The first pair of six massive coke drums slowly inched their way up Pacific Coast Highway and Sepulveda Boulevard Wednesday night from Redondo Beach to El Segundo's Chevron oil refinery.
The drums completed their 4.5-mile journey shortly after 2 a.m. when they made the final turn into the refinery at the intersection of Pacific and Rosecrans Avenue in Manhattan Beach.
According to Chevron public and government affairs manager Rod Spackman, the first move went off without a hitch and even finished earlier than expected.
"It went very smooth all in all," Spackman said. "Things moved very well."
Although the drums mainly traveled through the early morning hours, small groups of curious spectators were found scattered along the route.

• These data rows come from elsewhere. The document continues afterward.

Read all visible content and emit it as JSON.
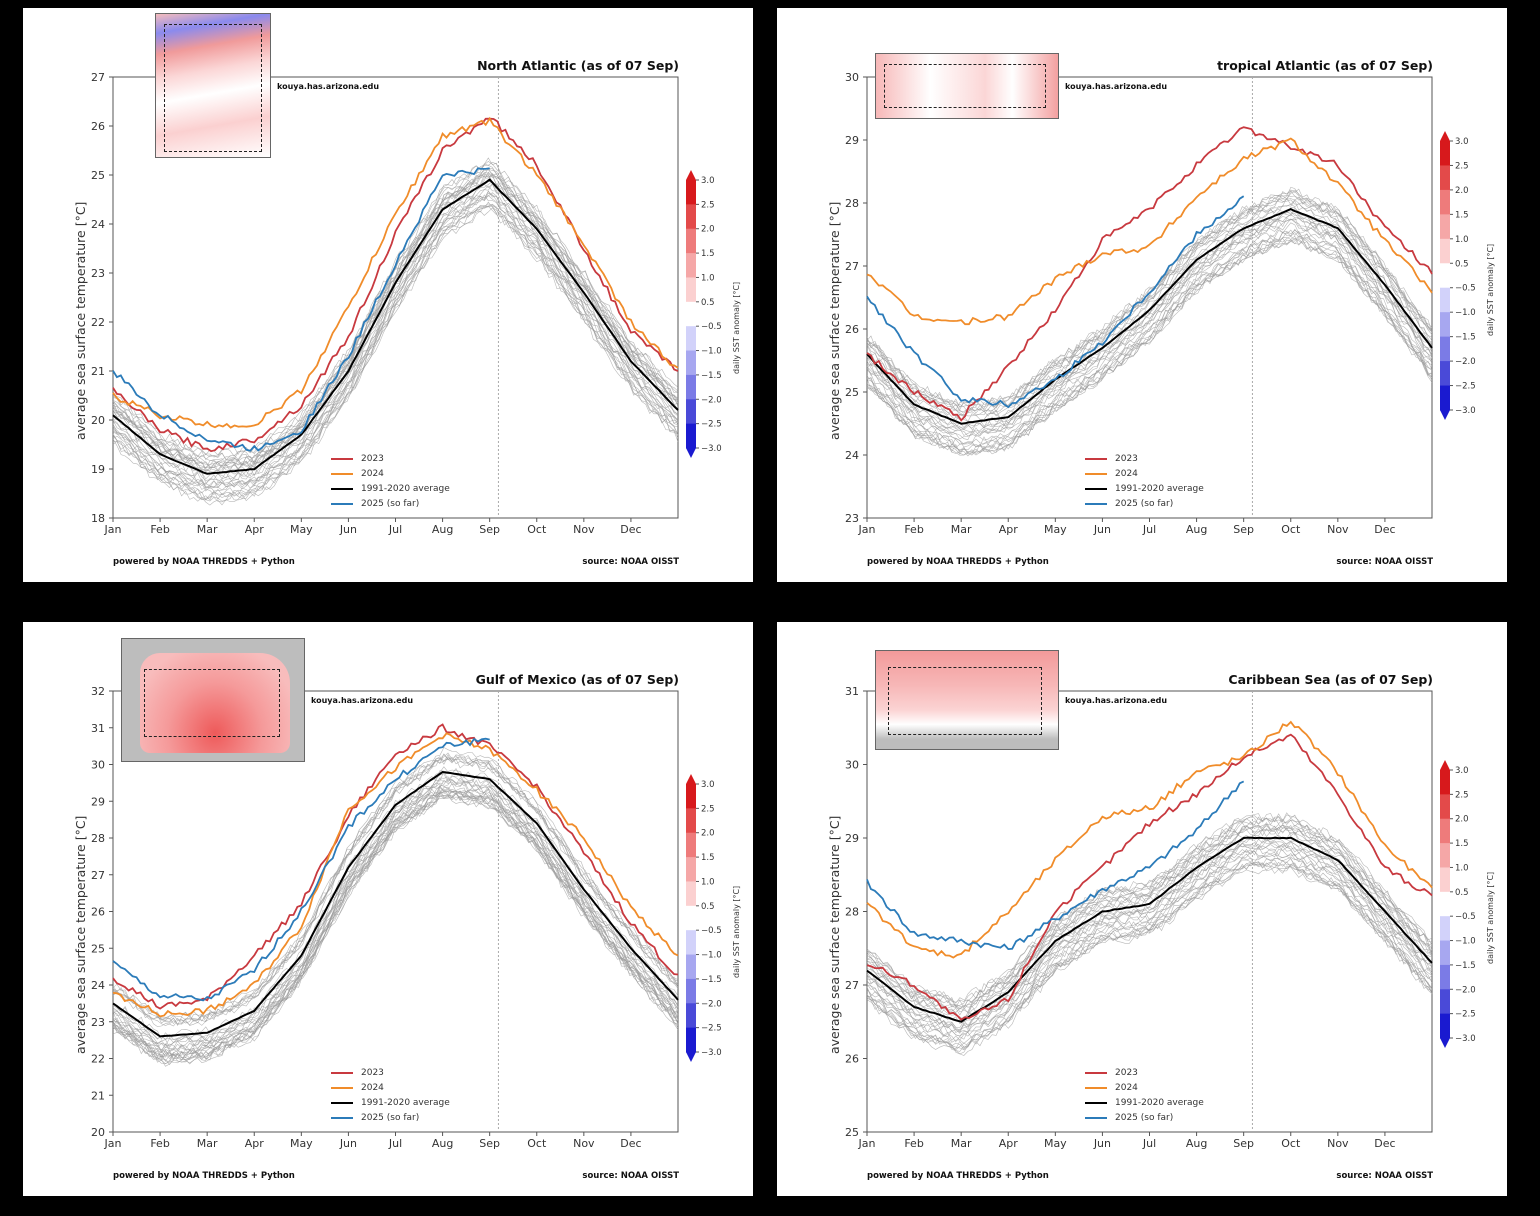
{
  "common": {
    "credit": "kouya.has.arizona.edu",
    "footer_left": "powered by NOAA THREDDS + Python",
    "footer_right": "source: NOAA OISST",
    "ylabel": "average sea surface temperature [°C]",
    "colorbar_label": "daily SST anomaly [°C]",
    "colorbar_ticks": [
      "3.0",
      "2.5",
      "2.0",
      "1.5",
      "1.0",
      "0.5",
      "−0.5",
      "−1.0",
      "−1.5",
      "−2.0",
      "−2.5",
      "−3.0"
    ],
    "colorbar_colors": [
      "#d7191c",
      "#e34a4a",
      "#ee7b7b",
      "#f5a7a7",
      "#fbd0d0",
      "#ffffff",
      "#d2d2fa",
      "#a7a7f0",
      "#7b7be6",
      "#4a4ad8",
      "#1a1ad0"
    ],
    "months": [
      "Jan",
      "Feb",
      "Mar",
      "Apr",
      "May",
      "Jun",
      "Jul",
      "Aug",
      "Sep",
      "Oct",
      "Nov",
      "Dec"
    ],
    "legend": [
      {
        "label": "2023",
        "color": "#c8393f"
      },
      {
        "label": "2024",
        "color": "#f08c2a"
      },
      {
        "label": "1991-2020 average",
        "color": "#000000"
      },
      {
        "label": "2025 (so far)",
        "color": "#2b7bb9"
      }
    ],
    "as_of_marker": "07 Sep"
  },
  "chart_data": [
    {
      "type": "line",
      "title": "North Atlantic (as of 07 Sep)",
      "xlabel": "",
      "ylabel": "average sea surface temperature [°C]",
      "ylim": [
        18,
        27
      ],
      "yticks": [
        18,
        19,
        20,
        21,
        22,
        23,
        24,
        25,
        26,
        27
      ],
      "x": [
        "Jan 1",
        "Feb 1",
        "Mar 1",
        "Apr 1",
        "May 1",
        "Jun 1",
        "Jul 1",
        "Aug 1",
        "Sep 1",
        "Oct 1",
        "Nov 1",
        "Dec 1",
        "Dec 31"
      ],
      "series": [
        {
          "name": "2023",
          "values": [
            20.6,
            19.8,
            19.4,
            19.6,
            20.3,
            21.7,
            23.8,
            25.5,
            26.2,
            25.2,
            23.5,
            21.8,
            21.0
          ]
        },
        {
          "name": "2024",
          "values": [
            20.5,
            20.1,
            19.9,
            19.9,
            20.6,
            22.3,
            24.2,
            25.8,
            26.1,
            25.0,
            23.6,
            22.0,
            21.0
          ]
        },
        {
          "name": "1991-2020 average",
          "values": [
            20.1,
            19.3,
            18.9,
            19.0,
            19.7,
            21.0,
            22.8,
            24.3,
            24.9,
            23.9,
            22.6,
            21.2,
            20.2
          ]
        },
        {
          "name": "2025 (so far)",
          "values": [
            21.0,
            20.1,
            19.6,
            19.4,
            19.8,
            21.3,
            23.2,
            25.0,
            25.1
          ]
        }
      ],
      "inset_map": "North Atlantic SST anomaly"
    },
    {
      "type": "line",
      "title": "tropical Atlantic (as of 07 Sep)",
      "xlabel": "",
      "ylabel": "average sea surface temperature [°C]",
      "ylim": [
        23,
        30
      ],
      "yticks": [
        23,
        24,
        25,
        26,
        27,
        28,
        29,
        30
      ],
      "x": [
        "Jan 1",
        "Feb 1",
        "Mar 1",
        "Apr 1",
        "May 1",
        "Jun 1",
        "Jul 1",
        "Aug 1",
        "Sep 1",
        "Oct 1",
        "Nov 1",
        "Dec 1",
        "Dec 31"
      ],
      "series": [
        {
          "name": "2023",
          "values": [
            25.6,
            25.0,
            24.6,
            25.4,
            26.3,
            27.4,
            27.9,
            28.6,
            29.2,
            28.9,
            28.6,
            27.6,
            26.9
          ]
        },
        {
          "name": "2024",
          "values": [
            26.9,
            26.2,
            26.1,
            26.2,
            26.8,
            27.2,
            27.3,
            28.1,
            28.7,
            29.0,
            28.3,
            27.4,
            26.6
          ]
        },
        {
          "name": "1991-2020 average",
          "values": [
            25.6,
            24.8,
            24.5,
            24.6,
            25.2,
            25.7,
            26.3,
            27.1,
            27.6,
            27.9,
            27.6,
            26.7,
            25.7
          ]
        },
        {
          "name": "2025 (so far)",
          "values": [
            26.5,
            25.6,
            24.9,
            24.8,
            25.2,
            25.8,
            26.6,
            27.5,
            28.1
          ]
        }
      ],
      "inset_map": "tropical Atlantic SST anomaly"
    },
    {
      "type": "line",
      "title": "Gulf of Mexico (as of 07 Sep)",
      "xlabel": "",
      "ylabel": "average sea surface temperature [°C]",
      "ylim": [
        20,
        32
      ],
      "yticks": [
        20,
        21,
        22,
        23,
        24,
        25,
        26,
        27,
        28,
        29,
        30,
        31,
        32
      ],
      "x": [
        "Jan 1",
        "Feb 1",
        "Mar 1",
        "Apr 1",
        "May 1",
        "Jun 1",
        "Jul 1",
        "Aug 1",
        "Sep 1",
        "Oct 1",
        "Nov 1",
        "Dec 1",
        "Dec 31"
      ],
      "series": [
        {
          "name": "2023",
          "values": [
            24.2,
            23.4,
            23.6,
            24.8,
            26.2,
            28.6,
            30.3,
            31.0,
            30.5,
            29.4,
            27.6,
            25.7,
            24.2
          ]
        },
        {
          "name": "2024",
          "values": [
            23.8,
            23.2,
            23.3,
            24.0,
            25.6,
            28.8,
            29.9,
            30.8,
            30.4,
            29.3,
            28.0,
            26.1,
            24.8
          ]
        },
        {
          "name": "1991-2020 average",
          "values": [
            23.5,
            22.6,
            22.7,
            23.3,
            24.8,
            27.2,
            28.9,
            29.8,
            29.6,
            28.4,
            26.6,
            25.0,
            23.6
          ]
        },
        {
          "name": "2025 (so far)",
          "values": [
            24.6,
            23.7,
            23.6,
            24.4,
            26.0,
            28.3,
            29.6,
            30.5,
            30.7
          ]
        }
      ],
      "inset_map": "Gulf of Mexico SST anomaly"
    },
    {
      "type": "line",
      "title": "Caribbean Sea (as of 07 Sep)",
      "xlabel": "",
      "ylabel": "average sea surface temperature [°C]",
      "ylim": [
        25,
        31
      ],
      "yticks": [
        25,
        26,
        27,
        28,
        29,
        30,
        31
      ],
      "x": [
        "Jan 1",
        "Feb 1",
        "Mar 1",
        "Apr 1",
        "May 1",
        "Jun 1",
        "Jul 1",
        "Aug 1",
        "Sep 1",
        "Oct 1",
        "Nov 1",
        "Dec 1",
        "Dec 31"
      ],
      "series": [
        {
          "name": "2023",
          "values": [
            27.3,
            27.0,
            26.5,
            26.8,
            28.0,
            28.6,
            29.2,
            29.6,
            30.1,
            30.4,
            29.6,
            28.6,
            28.2
          ]
        },
        {
          "name": "2024",
          "values": [
            28.1,
            27.5,
            27.4,
            28.0,
            28.7,
            29.3,
            29.4,
            29.9,
            30.1,
            30.6,
            29.9,
            28.9,
            28.3
          ]
        },
        {
          "name": "1991-2020 average",
          "values": [
            27.2,
            26.7,
            26.5,
            26.9,
            27.6,
            28.0,
            28.1,
            28.6,
            29.0,
            29.0,
            28.7,
            28.0,
            27.3
          ]
        },
        {
          "name": "2025 (so far)",
          "values": [
            28.4,
            27.7,
            27.6,
            27.5,
            27.9,
            28.3,
            28.6,
            29.1,
            29.8
          ]
        }
      ],
      "inset_map": "Caribbean Sea SST anomaly"
    }
  ]
}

Some parked their cars at nearby parking lots while others spilled out of local bars – some of the few businesses still open at the hour.
Outside of the Pacific Palms apartments in Hermosa Beach, apartment manager Eileen Burkey stood outside in her pajamas along with other residents who hoped to catch a closer glimpse at the oddity passing by.
"I have been here almost 20 years and I have never seen anything like this," Burkey said. "This is something we won't see again."
Unknown to Burkey though, she will be seeing the same thing happen twice more over the next two weeks.
Chevron plans to repeat the exact process next Wednesday and the Wednesday after that as four more drums must be moved from Redondo's King Harbor to the refinery.
Measuring 100 feet long and 28 feet wide, the transportation of the drums is an engineering feat that requires careful planning and coordination between multiple state and local agencies.
While Spackman kept tight lipped on how much the move was costing Chevron, he did say that not including police, more than 250 people worked to move the drums Wednesday night alone.
Police from Redondo Beach, Hermosa Beach, Manhattan Beach, El Segundo and Hawthorne all assisted the California Highway Patrol in escorting the drums down Pacific Coast Highway.
Weighing more than 860,000 pounds each, the drums and their transporter required that Chevron carefully analyze how the weight would affect the infrastructure and roads of each beach city.
To do so, Chevron hired Plump Engineering, the same company that helped meticulously plan the movement of both Space Shuttle Endeavour and the 340-ton LACMA rock through the streets of Los Angels.
For the past 12 months, Plump planned how to best safeguard roadways, sewer lines, underground utilities and above ground wires and poles during the transportation of the drums.
“At this stage, we have this transportation process down to a science; however, with the coke drum project, moving six gigantic objects verses one required special planning and a detailed, time-sensitive schedule," said Plump Engineering principal Richard Plump. "There is a lot of complexity involved in preparing and conducting a move of this scale."
Spackman said that street lights and power lines were replaced all the way to the intersection of Pacific Coast Highway and Artesia Boulevard by 2:30 a.m. and the rest of the route would be repaired before 5 a.m.
The next big move will occur beginning at 10 p.m. on Wednesday, Feb. 27.